Christopher Isherwood. There. Time, you thief, who loves to get sweets into your list, put him in. And it is not just the Berlin Stories that led to I Am a Camera and on to Cabaret. Again, there are documentaries that can be viewed and those might interest someone enough to follow up. Ditto Paul Bowles, William Burroughs, Jean Genet, who have all left an indelible mark on literature as well as other genres (art, film, music, to name three). Gide and Cocteau are two more who led the way and dared to say the unsayable.
Personally, I think Joseph Hansen is amazingly and unfairly underrated and would repay anyone willing to pay close attention. Found this online:
It's not until Joseph Hansen's Dave Brandstetter series hit print in 1970 that a well-rounded, serious, and effective gay
detective was unveiled. Brandstetter starts out as an insurance investigator in California, then in later books becomes
a PI. Middle-aged in the first novel, FADEOUT (1970), Brandstetter had lost his lover of 25 years, and his grief
complements his hard-boiled character quite well. In a twelve book series spanning 21 years, Hansen paints a portrait
of a complex and interesting sleuth. The mystery plots are twisty and complicated and as well-plotted as any sleuth
story in print at the time. Hansen tackles issues of AIDS and homophobia as well as typical mystery fare like drug
dealing and toxic dumping. As University of Michigan professor Ted-Larry Pebworth has written, "For the first time
in the crime genre, Hansen presented gay men and lesbians in all their variety, without sensation, as simply men
and women with understandable desires, triumphs, and frustrations."
Author Lori Lake has other useful information and tips in this essay, "Gay & Lesbian Detective Novels," online at
hXXp://www.lorillake.com/gaydetective.html
Hansen's series develops and changes with the romantic situation of his detective, but rarely includes much direct discussion of physical lovemaking. But his prose is brilliant, as pure and clear as a mountain stream, without a single wasted word, a single superfluous sentence. That means he says everything necessary, but just once, and it is easy to miss the clues and the story because his appeal is not to the stupid or the ignorant. He does not have the word power that stuns in Raymond Chandler, but he is just as spare, and lean, and ruthless in his pursuit of the story.

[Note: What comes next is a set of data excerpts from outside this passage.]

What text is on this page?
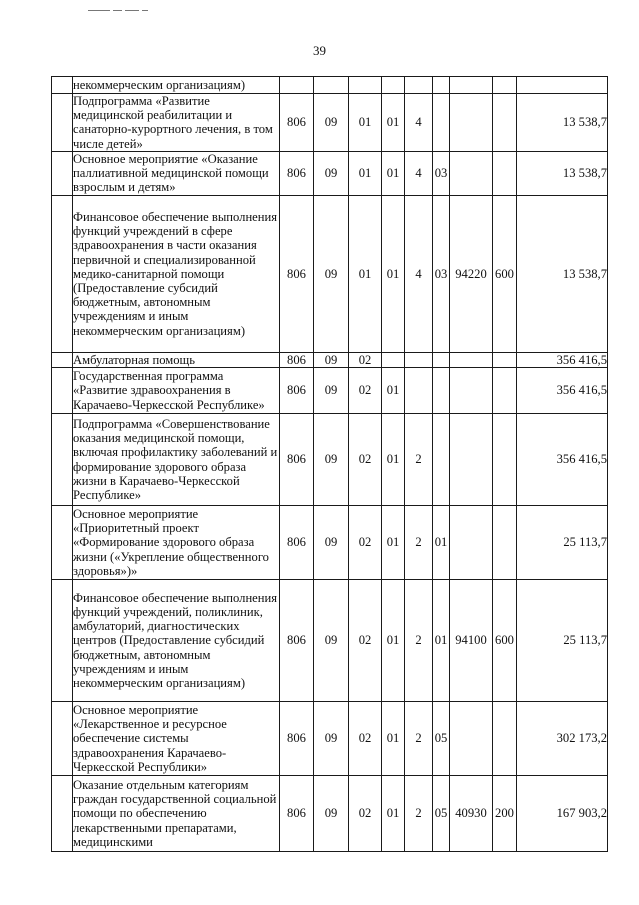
39
	некоммерческим организациям)									
	Подпрограмма «Развитие медицинской реабилитации и санаторно-курортного лечения, в том числе детей»	806	09	01	01	4				13 538,7
	Основное мероприятие «Оказание паллиативной медицинской помощи взрослым и детям»	806	09	01	01	4	03			13 538,7
	Финансовое обеспечение выполнения функций учреждений в сфере здравоохранения в части оказания первичной и специализированной медико-санитарной помощи (Предоставление субсидий бюджетным, автономным учреждениям и иным некоммерческим организациям)	806	09	01	01	4	03	94220	600	13 538,7
	Амбулаторная помощь	806	09	02						356 416,5
	Государственная программа «Развитие здравоохранения в Карачаево-Черкесской Республике»	806	09	02	01					356 416,5
	Подпрограмма «Совершенствование оказания медицинской помощи, включая профилактику заболеваний и формирование здорового образа жизни в Карачаево-Черкесской Республике»	806	09	02	01	2				356 416,5
	Основное мероприятие «Приоритетный проект «Формирование здорового образа жизни («Укрепление общественного здоровья»)»	806	09	02	01	2	01			25 113,7
	Финансовое обеспечение выполнения функций учреждений, поликлиник, амбулаторий, диагностических центров (Предоставление субсидий бюджетным, автономным учреждениям и иным некоммерческим организациям)	806	09	02	01	2	01	94100	600	25 113,7
	Основное мероприятие «Лекарственное и ресурсное обеспечение системы здравоохранения Карачаево-Черкесской Республики»	806	09	02	01	2	05			302 173,2
	Оказание отдельным категориям граждан государственной социальной помощи по обеспечению лекарственными препаратами, медицинскими	806	09	02	01	2	05	40930	200	167 903,2
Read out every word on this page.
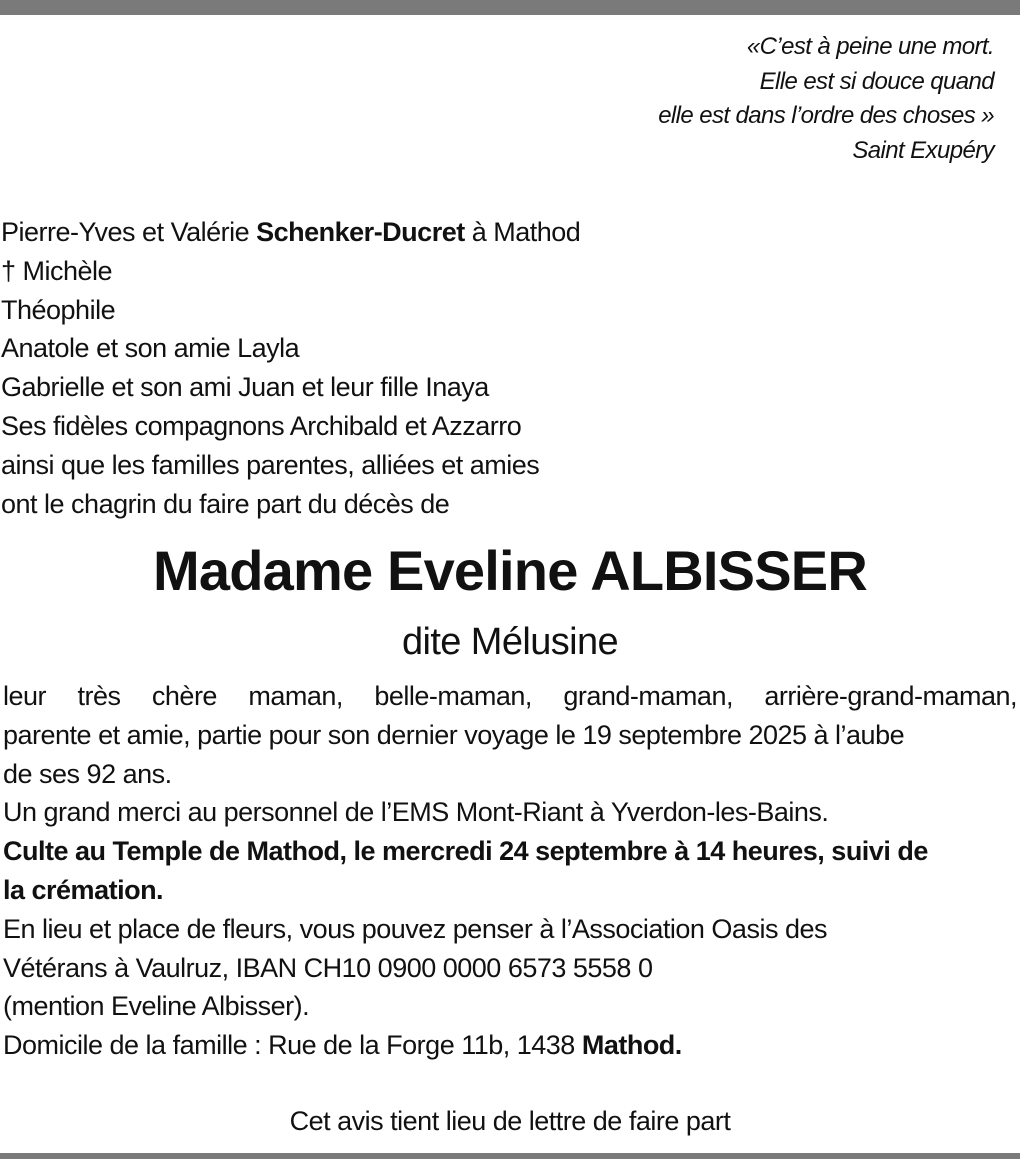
«C’est à peine une mort.
Elle est si douce quand
elle est dans l’ordre des choses »
Saint Exupéry
Pierre-Yves et Valérie Schenker-Ducret à Mathod
† Michèle
Théophile
Anatole et son amie Layla
Gabrielle et son ami Juan et leur fille Inaya
Ses fidèles compagnons Archibald et Azzarro
ainsi que les familles parentes, alliées et amies
ont le chagrin du faire part du décès de
Madame Eveline ALBISSER
dite Mélusine
leur très chère maman, belle-maman, grand-maman, arrière-grand-maman,
parente et amie, partie pour son dernier voyage le 19 septembre 2025 à l’aube
de ses 92 ans.
Un grand merci au personnel de l’EMS Mont-Riant à Yverdon-les-Bains.
Culte au Temple de Mathod, le mercredi 24 septembre à 14 heures, suivi de
la crémation.
En lieu et place de fleurs, vous pouvez penser à l’Association Oasis des
Vétérans à Vaulruz, IBAN CH10 0900 0000 6573 5558 0
(mention Eveline Albisser).
Domicile de la famille : Rue de la Forge 11b, 1438 Mathod.
Cet avis tient lieu de lettre de faire part
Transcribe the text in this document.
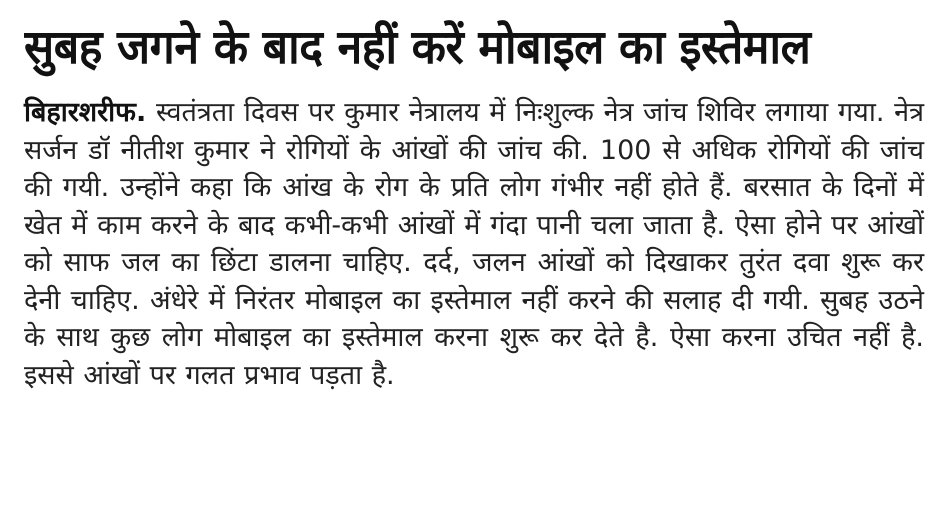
सुबह जगने के बाद नहीं करें मोबाइल का इस्तेमाल

बिहारशरीफ. स्वतंत्रता दिवस पर कुमार नेत्रालय में निःशुल्क नेत्र जांच शिविर लगाया गया. नेत्र सर्जन डॉ नीतीश कुमार ने रोगियों के आंखों की जांच की. 100 से अधिक रोगियों की जांच की गयी. उन्होंने कहा कि आंख के रोग के प्रति लोग गंभीर नहीं होते हैं. बरसात के दिनों में खेत में काम करने के बाद कभी-कभी आंखों में गंदा पानी चला जाता है. ऐसा होने पर आंखों को साफ जल का छिंटा डालना चाहिए. दर्द, जलन आंखों को दिखाकर तुरंत दवा शुरू कर देनी चाहिए. अंधेरे में निरंतर मोबाइल का इस्तेमाल नहीं करने की सलाह दी गयी. सुबह उठने के साथ कुछ लोग मोबाइल का इस्तेमाल करना शुरू कर देते है. ऐसा करना उचित नहीं है. इससे आंखों पर गलत प्रभाव पड़ता है.
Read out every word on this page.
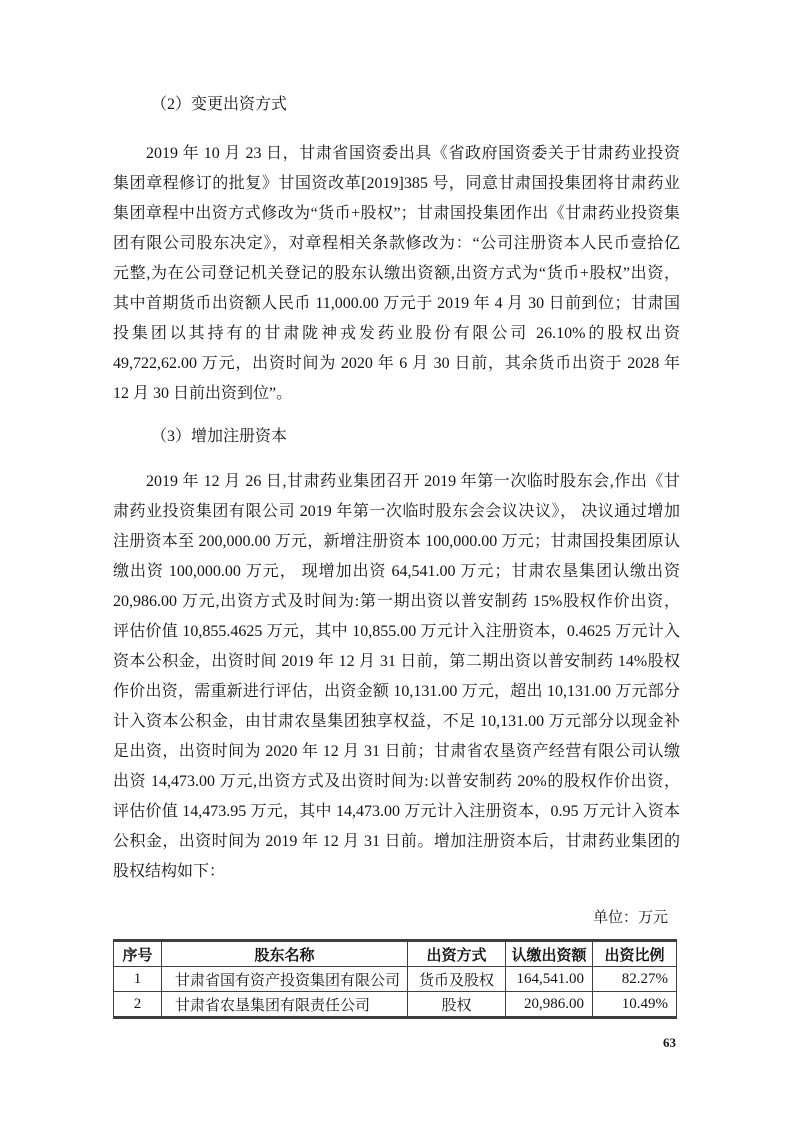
（2）变更出资方式
2019 年 10 月 23 日，甘肃省国资委出具《省政府国资委关于甘肃药业投资
集团章程修订的批复》甘国资改革[2019]385 号，同意甘肃国投集团将甘肃药业
集团章程中出资方式修改为“货币+股权”；甘肃国投集团作出《甘肃药业投资集
团有限公司股东决定》，对章程相关条款修改为：“公司注册资本人民币壹拾亿
元整,为在公司登记机关登记的股东认缴出资额,出资方式为“货币+股权”出资，
其中首期货币出资额人民币 11,000.00 万元于 2019 年 4 月 30 日前到位；甘肃国
投集团以其持有的甘肃陇神戎发药业股份有限公司 26.10%的股权出资
49,722,62.00 万元，出资时间为 2020 年 6 月 30 日前，其余货币出资于 2028 年
12 月 30 日前出资到位”。
（3）增加注册资本
2019 年 12 月 26 日,甘肃药业集团召开 2019 年第一次临时股东会,作出《甘
肃药业投资集团有限公司 2019 年第一次临时股东会会议决议》， 决议通过增加
注册资本至 200,000.00 万元，新增注册资本 100,000.00 万元；甘肃国投集团原认
缴出资 100,000.00 万元， 现增加出资 64,541.00 万元；甘肃农垦集团认缴出资
20,986.00 万元,出资方式及时间为:第一期出资以普安制药 15%股权作价出资，
评估价值 10,855.4625 万元，其中 10,855.00 万元计入注册资本，0.4625 万元计入
资本公积金，出资时间 2019 年 12 月 31 日前，第二期出资以普安制药 14%股权
作价出资，需重新进行评估，出资金额 10,131.00 万元，超出 10,131.00 万元部分
计入资本公积金，由甘肃农垦集团独享权益，不足 10,131.00 万元部分以现金补
足出资，出资时间为 2020 年 12 月 31 日前；甘肃省农垦资产经营有限公司认缴
出资 14,473.00 万元,出资方式及出资时间为:以普安制药 20%的股权作价出资，
评估价值 14,473.95 万元，其中 14,473.00 万元计入注册资本，0.95 万元计入资本
公积金，出资时间为 2019 年 12 月 31 日前。增加注册资本后，甘肃药业集团的
股权结构如下：
单位：万元
序号	股东名称	出资方式	认缴出资额	出资比例
1	甘肃省国有资产投资集团有限公司	货币及股权	164,541.00	82.27%
2	甘肃省农垦集团有限责任公司	股权	20,986.00	10.49%
63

And so on. James Baldwin was another writer who was early to address gay issues, and bookstores are full of others, though not all as central to modern writing as most of the names mentioned here. Armisted Maupin's Tales of the City series is alternately outrageous, shocking, hilarious, and moving, though the degree to which he captured the San Francisco zeitgeist when he began groping his way forward with a serialized story where he had no idea what barriers he could safely break may not be evident to those who were not around at the time.
I'm reminded of the character visited by his parents, one of whom found poppers in his refrigerator, which he alibied as "paintbrush cleaner." May have been the first reference to the little brown bottle in all of fiction (happy to be corrected, of course), and if anyone can recall seeing poppers on television or popular nonporn movies, that might still be a first. (Similarly, I doubt anyone had discussed rimming in print before Burroughs talked about it in Naked Lunch.)
Which is, to my mind, all the more reason to hope there are other good sites that can be added to this thread, and even other remarks by those who would like to find good stuff to read that is not best approached with one hand free to celebrate the details so easy to indulge online at a place like Nifty.org.